Monday, May 30, 2005

selepas bentrokan itu....

setelah baru saja berita kubuat dan terkirim, aku diminta mengirim lagi "follow-up" perkembangan terbaru..

dan inilah...

(***VO***)

SETELAH BENTROKAN USAI/ APARAT GABUNGAN KINI MEMBONGKAR SEKITAR 40 KIOS PK-5 DI PINTU 2 UNHAS// BELASAN PELAKU DITANGKAP OLEH APARAT POLRESTA MAKASSAR TIMUR// BEBERAPA KORBAN YANG LUKA KINI DIRAWAT DI RUMAH SAKIT WAHIDIN SUDITOHUSODO/ MAKASSAR//

(***ROLL***)

SETELAH UNIT PERINTIS MENGAMANKAN LOKASI BENTROKAN DI KAWASAN PINTU 2 KAMPUS UNHAS/ MAKASSAR/ BELASAN ORANG YANG DIDUGA PELAKU DITRANGKAP DAN DIGELDANDANG KE MAPOLRESTA MAKASSAR TIMUR// SEDANG BEBERAPA ORANG KORBAN KINI DIRAWAT DI RUMAH SAKIT WAHIDIN SUDIROHUSODO/ MAKASSAR//

(WWC I/ AJUN KOMISARIS/ ANDI PATAWARI/ KAPOLRESTA MAKASSAR TIMUR// KITA MENANGKAP BEBERAPA PELAKU UNTUK MENJALANI PEMERIKSAAN LANJUTAN// JIKA TERBUKTI/ PROSES HUKUM AKAN DITERUSKAN// JIKA TIDAK/ MEREKA AKAN KITA LEPASKAN//)

SEMENTARA/ APARAT GABUNGAN DARI SATPAM KAMPUS DAN SATPOL PP PEMERINTAH KOTA MAKASSAR LANGSUNG MEMBONGKAR SEKITAR 40 KIOS PK-5 DI KEDUA SISI JALAN PINTU 2 KAMPUS UNHAS// MENURUT PIHAK UNHAS/ PEMBONGKARAN INI DILAKUKAN/ KARENA SEBELUMNYA PK-5 SUDAH DIPERINGATI BERKALI-KALI//

(WWC II/ RISMA/ SALAH SEORANG PEDAGANG/ / YANG MEMBONGKAR ITU PARA PREMAN/ KAMI MAU MENUNTUT//)

SEMENTARA ITU/ POLISI KINI MASIH BERJAGA-JAGA// PK-5 JUGA MULAI MENGEMASI BARANG-BARANG MEREKA YANG MASIH TERSISA DARI PEMBONGKARAN//

(***END***)....

hanya itu reportase yang bisa kutulis dari sekian banyak yang telah terjadi di jejeran kios pk-5 di kampus unhas. gambar sudah ditayangkan setelah 'dilempar' via satelit ke stasiun tv di Jakarta.. demikian cepat semua 'rekaman kenyataan' itu bergerak lalu tiba.

Adakah kecemasan, haru, dan perih yang kurasakan juga sampai ke tiap mata yang melihat tayangannya. .

Setelah jejeran kios itu rata dengan tanah; puluhan bapak-bapak, anak-anak, ibu tua yang masih terlihat sisa tangis dari matanya mengemasi sisa 'rumah' mereka. mereka mulai mengemasi harapan.

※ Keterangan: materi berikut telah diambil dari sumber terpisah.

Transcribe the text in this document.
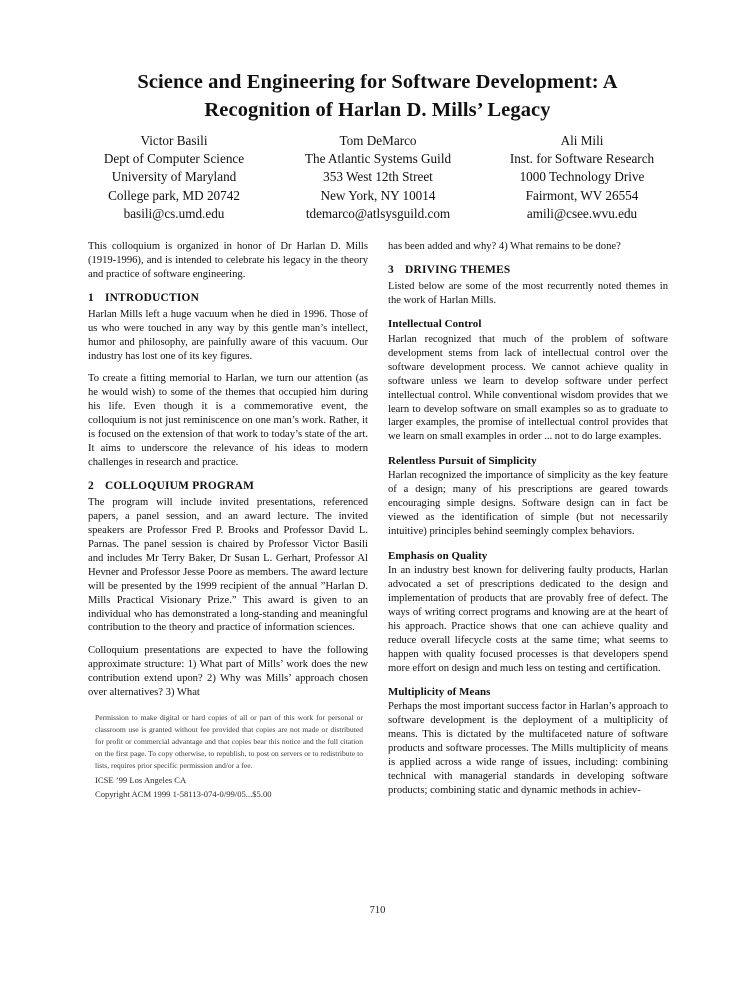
Science and Engineering for Software Development: A
Recognition of Harlan D. Mills’ Legacy
Victor Basili
Dept of Computer Science
University of Maryland
College park, MD 20742
basili@cs.umd.edu
Tom DeMarco
The Atlantic Systems Guild
353 West 12th Street
New York, NY 10014
tdemarco@atlsysguild.com
Ali Mili
Inst. for Software Research
1000 Technology Drive
Fairmont, WV 26554
amili@csee.wvu.edu

This colloquium is organized in honor of Dr Harlan D. Mills (1919-1996), and is intended to celebrate his legacy in the theory and practice of software engineering.

1 INTRODUCTION

Harlan Mills left a huge vacuum when he died in 1996. Those of us who were touched in any way by this gentle man’s intellect, humor and philosophy, are painfully aware of this vacuum. Our industry has lost one of its key figures.

To create a fitting memorial to Harlan, we turn our attention (as he would wish) to some of the themes that occupied him during his life. Even though it is a commemorative event, the colloquium is not just reminiscence on one man’s work. Rather, it is focused on the extension of that work to today’s state of the art. It aims to underscore the relevance of his ideas to modern challenges in research and practice.

2 COLLOQUIUM PROGRAM

The program will include invited presentations, referenced papers, a panel session, and an award lecture. The invited speakers are Professor Fred P. Brooks and Professor David L. Parnas. The panel session is chaired by Professor Victor Basili and includes Mr Terry Baker, Dr Susan L. Gerhart, Professor Al Hevner and Professor Jesse Poore as members. The award lecture will be presented by the 1999 recipient of the annual ”Harlan D. Mills Practical Visionary Prize.” This award is given to an individual who has demonstrated a long-standing and meaningful contribution to the theory and practice of information sciences.

Colloquium presentations are expected to have the following approximate structure: 1) What part of Mills’ work does the new contribution extend upon? 2) Why was Mills’ approach chosen over alternatives? 3) What

Permission to make digital or hard copies of all or part of this work for personal or classroom use is granted without fee provided that copies are not made or distributed for profit or commercial advantage and that copies bear this notice and the full citation on the first page. To copy otherwise, to republish, to post on servers or to redistribute to lists, requires prior specific permission and/or a fee.
ICSE ’99 Los Angeles CA
Copyright ACM 1999 1-58113-074-0/99/05...$5.00

has been added and why? 4) What remains to be done?

3 DRIVING THEMES

Listed below are some of the most recurrently noted themes in the work of Harlan Mills.

Intellectual Control

Harlan recognized that much of the problem of software development stems from lack of intellectual control over the software development process. We cannot achieve quality in software unless we learn to develop software under perfect intellectual control. While conventional wisdom provides that we learn to develop software on small examples so as to graduate to larger examples, the promise of intellectual control provides that we learn on small examples in order ... not to do large examples.

Relentless Pursuit of Simplicity

Harlan recognized the importance of simplicity as the key feature of a design; many of his prescriptions are geared towards encouraging simple designs. Software design can in fact be viewed as the identification of simple (but not necessarily intuitive) principles behind seemingly complex behaviors.

Emphasis on Quality

In an industry best known for delivering faulty products, Harlan advocated a set of prescriptions dedicated to the design and implementation of products that are provably free of defect. The ways of writing correct programs and knowing are at the heart of his approach. Practice shows that one can achieve quality and reduce overall lifecycle costs at the same time; what seems to happen with quality focused processes is that developers spend more effort on design and much less on testing and certification.

Multiplicity of Means

Perhaps the most important success factor in Harlan’s approach to software development is the deployment of a multiplicity of means. This is dictated by the multifaceted nature of software products and software processes. The Mills multiplicity of means is applied across a wide range of issues, including: combining technical with managerial standards in developing software products; combining static and dynamic methods in achiev-

710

Seorang ibu, sambil mengemasi tangisnya; "begini ternyata pemerintah..."

Ada beberapa anak yang masih mengenakan seragam sekolahnya. Mereka yang baru saja tiba sekolah --mungkin tak menyangka; kalau tempat ibunya mencari uang sekolahnya kini telah rata dengan tanah. Harapannya mungkin turut musnah.

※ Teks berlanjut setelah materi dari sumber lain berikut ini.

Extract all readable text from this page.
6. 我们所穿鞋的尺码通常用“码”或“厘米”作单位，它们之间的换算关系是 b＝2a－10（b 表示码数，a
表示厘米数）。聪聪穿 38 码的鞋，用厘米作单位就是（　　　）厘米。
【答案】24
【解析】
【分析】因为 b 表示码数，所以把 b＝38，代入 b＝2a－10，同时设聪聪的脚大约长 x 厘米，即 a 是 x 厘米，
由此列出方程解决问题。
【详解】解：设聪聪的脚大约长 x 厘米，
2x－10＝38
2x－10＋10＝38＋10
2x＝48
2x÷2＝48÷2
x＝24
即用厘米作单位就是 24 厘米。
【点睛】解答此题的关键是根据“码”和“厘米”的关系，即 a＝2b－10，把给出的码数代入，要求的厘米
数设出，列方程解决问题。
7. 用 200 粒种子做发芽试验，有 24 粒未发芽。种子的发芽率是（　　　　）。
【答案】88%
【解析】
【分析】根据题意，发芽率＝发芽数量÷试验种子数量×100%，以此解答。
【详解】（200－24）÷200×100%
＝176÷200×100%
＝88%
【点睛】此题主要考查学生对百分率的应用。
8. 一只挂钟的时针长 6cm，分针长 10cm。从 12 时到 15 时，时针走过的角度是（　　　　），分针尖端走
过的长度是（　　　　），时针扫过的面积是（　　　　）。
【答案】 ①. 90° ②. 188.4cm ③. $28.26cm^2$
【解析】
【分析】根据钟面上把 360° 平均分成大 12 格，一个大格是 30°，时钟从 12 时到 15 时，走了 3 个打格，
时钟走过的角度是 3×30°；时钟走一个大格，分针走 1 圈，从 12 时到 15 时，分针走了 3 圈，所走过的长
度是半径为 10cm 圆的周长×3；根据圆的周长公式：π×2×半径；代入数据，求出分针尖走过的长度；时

ah..kenangan-ku selama bertahun-tahun melewati malam yang demikian hidup di kios-kios di pintu II itu mungkin harus pula kukemasi. Sarabba, Ubi goreng, juga puisi cinta yang pernah kutulis dari tempat itu..kini hanya sekedar ingatan.

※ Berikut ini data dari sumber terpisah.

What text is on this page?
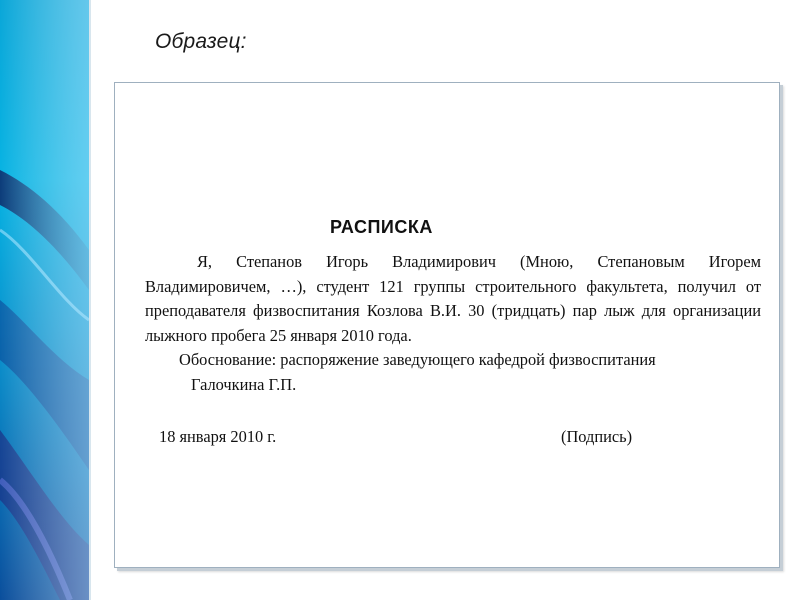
Образец:
РАСПИСКА

Я, Степанов Игорь Владимирович (Мною, Степановым Игорем Владимировичем, …), студент 121 группы строительного факультета, получил от преподавателя физвоспитания Козлова В.И. 30 (тридцать) пар лыж для организации лыжного пробега 25 января 2010 года.

Обоснование: распоряжение заведующего кафедрой физвоспитания
Галочкина Г.П.

18 января 2010 г.	(Подпись)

Semua yang pernah melewati malam di pintu 2 unhas, akan mengenang hari ini. 30 mei 2005.


......
(***PKG***)
PETUGAS KEAMANAN UNIVERSITAS HASANUDDIN/ATAU (UNHAS)/ MAKASSAR/ SULAWESI-SELATAN/ BERSAMA TRAMTIB PEMERINTAH KOTA MAKASSAR TERLIBAT BENTROK DI KAWASAN PINTU 2 UNHAS KAMPUS TAMALANREA/ SAAT AKAN MENGGUSUR KIOS PK-5 DI KAWASAN PINTU 2 UNHAS//

(***ROLL***)
BETROKAN TERJADI SAAT SATPAM UNHAS/ BERSAMA PAMONGPRAJA DARI PEMERINTAH KOTA MAKASSAR/ AKAN MENGGUSUR KIOS PEDAGANG K-5 YANG BERJUALAN DI SEPANJANG SISI MASUK JALAN PINTU 2 UNHAS//

SATUAN PENGAMAN TERLIBAT SALING LEMPAR DENGAN PARA PK-5/ SELAMA 2 JAM LEBIH// MASSA SALING MELEMPAR DENGAN BATU/ BOTOL/ DAN POTONGAN KAYU// TERJADI KEMACETAN PANJANG DI JALAN PERINTIS KEMERDEKAAN/ TAMALANREA/ MAKASSAR//

PASUKAN PENGENDALI HURU-HARA DARI POLRESTA MAKASSAR TIMUR/ BERJAGA DI JALAN PINTU 2 UNHAS MENAHAN LEMPARAN DARI PARA PK-5/ YANG BERADA DI DEPAN JALAN PERINTIS KEMERDEKAAN/ MAKASAR//

BEBERAPA PEDAGANG K-5/ DAN SATPAM TERLUKA TERKENA LEMPARAN BATU// KACA DEPAN SATU UNIT MOBIL PEMADAM KEBAKARAN UNHAS PECAH TERKENA LEMPARAN BATU//

KERUSUHAN DAPAT TERATASI SETELAH UNIT PERINTIS DARI POLRESTA MAKASSAR TIMUR MENGAMANKAN LOKASI KEJADIAN// 7 ORANG YANG DIDUGA TERLIBAT SEBAGAI PROVOKATOR DIAMANKAN OLEH POLISI//

SETELAH TERATASI/ SATPAM UNHAS DAN TRAMTIB PAMONGPRAJA PEMERINTAH KOTA MAKASSAR/ LANGSUNG MEMBONGKAR KIOS-KIOS PK-5//

SEMENTARA PASUKAN PENGENDALI HURU-HARA MENJAGA KEADAAN//
(***END***)
.....

Hanya ini yang bisa kutulis setelah menyaksikan bagaimana bentrok yang terjadi di Pintu II Unhas baru-baru saja. Hampir menangis rasanya, tapi aku harus berdiri, melihat kayu, botol dan batu-batu berterbangan. Aku menghitung korban, lalu menulis...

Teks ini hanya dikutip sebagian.